Supplementary material
Figure S1. Alignment of Pasteur 2020 (France)nCoV IP2 primer sets with Colombian SARS-CoV-2 genomes.. Genomic positions were estimated according to the SARS-CoV-2 reference genome available at GenBank (NC_045512.2).
Figure S2. Alignment of Hong Kong (2020) HKU-ORFlb-nspl primer sets with Colombian SARS-CoV-2 genomes. Genomic positions were estimated according to the SARS-CoV-2 reference genome available at GenBank (NC_045512.2).
Figure S3. Alignment of Corman Berlin(2020) E Sarbeco primer sets with Colombian SARS-CoV-2 genomes. Genomic positions were estimated according to the SARS-CoV-2 reference genome available at GenBank (NC_045512.2).
Figure S4. Alignment of CDC 2020(USA) 2019-nCoV N1 (Fig. S4) and DMC-MH 2020(Thailand)WH-NIC N primer sets with Colombian SARS-CoV-2 genomes. Genomic positions were estimated according to the SARS-CoV-2 reference genome available at GenBank (NC_045512.2).
Figure S5. Alignment of CDC 2020(USA) 2019-nCoV N3 and Corman Berlin(2020) N Sarbeco primer sets with Colombian SARS-CoV-2 genomes. Genomic positions were estimated according to the SARS-CoV-2 reference genome available at GenBank (NC_045512.2).

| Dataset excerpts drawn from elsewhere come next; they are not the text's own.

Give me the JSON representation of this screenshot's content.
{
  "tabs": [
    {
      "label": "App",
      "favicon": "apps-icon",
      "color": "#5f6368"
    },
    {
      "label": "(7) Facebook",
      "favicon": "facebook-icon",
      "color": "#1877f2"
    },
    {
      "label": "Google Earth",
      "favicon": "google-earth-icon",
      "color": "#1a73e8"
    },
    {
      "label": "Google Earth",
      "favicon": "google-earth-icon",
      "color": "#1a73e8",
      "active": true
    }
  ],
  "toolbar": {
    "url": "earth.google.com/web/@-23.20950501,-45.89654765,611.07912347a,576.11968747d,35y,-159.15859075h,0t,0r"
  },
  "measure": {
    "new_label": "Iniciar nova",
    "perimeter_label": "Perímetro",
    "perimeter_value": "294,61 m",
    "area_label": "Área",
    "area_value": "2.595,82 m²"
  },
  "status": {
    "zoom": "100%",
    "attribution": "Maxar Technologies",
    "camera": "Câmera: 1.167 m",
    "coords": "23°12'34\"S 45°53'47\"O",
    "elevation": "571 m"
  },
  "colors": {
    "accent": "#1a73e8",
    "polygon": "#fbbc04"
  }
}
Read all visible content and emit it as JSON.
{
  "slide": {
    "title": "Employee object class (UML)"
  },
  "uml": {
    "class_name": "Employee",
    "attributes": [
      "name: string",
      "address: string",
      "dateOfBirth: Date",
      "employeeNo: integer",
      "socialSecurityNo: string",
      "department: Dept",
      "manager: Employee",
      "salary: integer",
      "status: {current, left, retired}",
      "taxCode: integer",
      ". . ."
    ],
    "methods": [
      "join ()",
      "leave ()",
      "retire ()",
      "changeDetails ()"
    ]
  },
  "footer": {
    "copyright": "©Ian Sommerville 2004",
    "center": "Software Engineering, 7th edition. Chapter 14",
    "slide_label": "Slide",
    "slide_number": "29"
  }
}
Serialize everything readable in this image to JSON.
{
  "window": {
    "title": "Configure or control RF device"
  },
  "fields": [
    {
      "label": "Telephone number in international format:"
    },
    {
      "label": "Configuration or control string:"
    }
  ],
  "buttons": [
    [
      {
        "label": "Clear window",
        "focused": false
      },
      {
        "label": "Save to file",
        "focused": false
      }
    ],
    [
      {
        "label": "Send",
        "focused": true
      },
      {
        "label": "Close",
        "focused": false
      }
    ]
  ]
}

Figure S6. Alignment of Nao 2020(Japan)NIID 2019-nCOV N and CDC 2020(USA) 2019-nCoV N2 primer sets with Colombian SARS-CoV-2 genomes. Genomic positions were estimated according to the SARS-CoV-2 reference genome available at GenBank (NC_045512.2).
Table S1. Thermodynamic characteristics of the primers/probes showing mismatches with the reference or Colombian SARS-COV-2 sequences.
Table S2. Thermodynamic characteristics of RdRP_SARSr-F2 Mod.
ACKNOWLEDGMENTS
For the joint work with the professionals involved in facing the SARS-CoV-2 pandemic from different aspects and to the Directorates of Public Health Research, Public Health Networks and Surveillance of the National Institute of Health.